The fat tails and asymmetry in individual share returns raise interesting questions about equity risk premium when valuing shares, and how to think about and measure risk. Remember, the standard deviation measure assumes the distribution of outcomes is normal. As shown above, it is not.

How About Small Caps?

Interestingly, skewness is far greater for small shares. For the smallest decile of shares, only 42% generate a return above zero over a decade compared to 81% for the largest decile.

Also notable from Bessembinder’s work is the superior returns from unlevered non-financial firms. The average annual buy-and-hold return for all non-financial firms without leverage was 27.2%, almost double the 14.7% per year return for the index.

And Indexing?

Some commentators have concluded that skewness is an argument for indexing – if two-thirds of shares underperform over an index the odds are stacked against you, so just buy an index fund.

Others conclude that this is an argument for a strategy that tries to identify the outsized winners, the outliers at the extreme positive end of the skewed distribution.
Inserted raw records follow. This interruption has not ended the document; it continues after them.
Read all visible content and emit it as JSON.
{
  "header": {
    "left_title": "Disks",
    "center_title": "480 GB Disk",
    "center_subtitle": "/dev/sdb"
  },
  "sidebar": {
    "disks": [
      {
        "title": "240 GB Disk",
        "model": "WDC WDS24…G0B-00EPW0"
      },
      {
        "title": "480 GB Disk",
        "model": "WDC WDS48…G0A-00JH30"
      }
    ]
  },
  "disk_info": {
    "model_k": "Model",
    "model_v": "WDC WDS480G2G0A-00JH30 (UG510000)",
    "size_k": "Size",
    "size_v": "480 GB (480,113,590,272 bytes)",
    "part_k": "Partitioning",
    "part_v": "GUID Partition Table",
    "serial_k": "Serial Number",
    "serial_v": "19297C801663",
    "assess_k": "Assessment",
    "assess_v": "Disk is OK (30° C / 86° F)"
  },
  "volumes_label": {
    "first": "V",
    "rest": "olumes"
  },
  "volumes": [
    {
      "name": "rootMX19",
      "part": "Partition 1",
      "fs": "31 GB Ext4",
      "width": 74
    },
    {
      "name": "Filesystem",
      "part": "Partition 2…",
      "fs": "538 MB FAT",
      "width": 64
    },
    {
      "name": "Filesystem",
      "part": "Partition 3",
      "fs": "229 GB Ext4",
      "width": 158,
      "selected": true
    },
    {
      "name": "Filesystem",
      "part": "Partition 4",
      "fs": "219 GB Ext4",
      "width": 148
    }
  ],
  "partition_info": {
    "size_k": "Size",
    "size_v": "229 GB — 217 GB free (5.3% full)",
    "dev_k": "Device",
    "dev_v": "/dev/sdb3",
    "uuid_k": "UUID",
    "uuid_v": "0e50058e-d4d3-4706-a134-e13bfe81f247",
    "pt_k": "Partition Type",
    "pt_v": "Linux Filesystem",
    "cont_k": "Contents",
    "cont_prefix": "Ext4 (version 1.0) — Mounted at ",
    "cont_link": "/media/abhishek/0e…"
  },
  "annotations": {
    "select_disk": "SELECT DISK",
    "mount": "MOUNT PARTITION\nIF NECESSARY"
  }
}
The third point of view, and the one we endorse, is to follow a conservative approach that focuses on avoiding the extreme losers. That is, the fat negative tail of the distribution.

Fortunately, these firms share some common characteristics – they tend to be highly financially leveraged, have poor returns on invested capital, have balance sheets that have grown aggressively, and trade on very high earnings multiples. Avoiding shares like this will help you stay out of the “disaster zone” and go a long way to generating outperformance.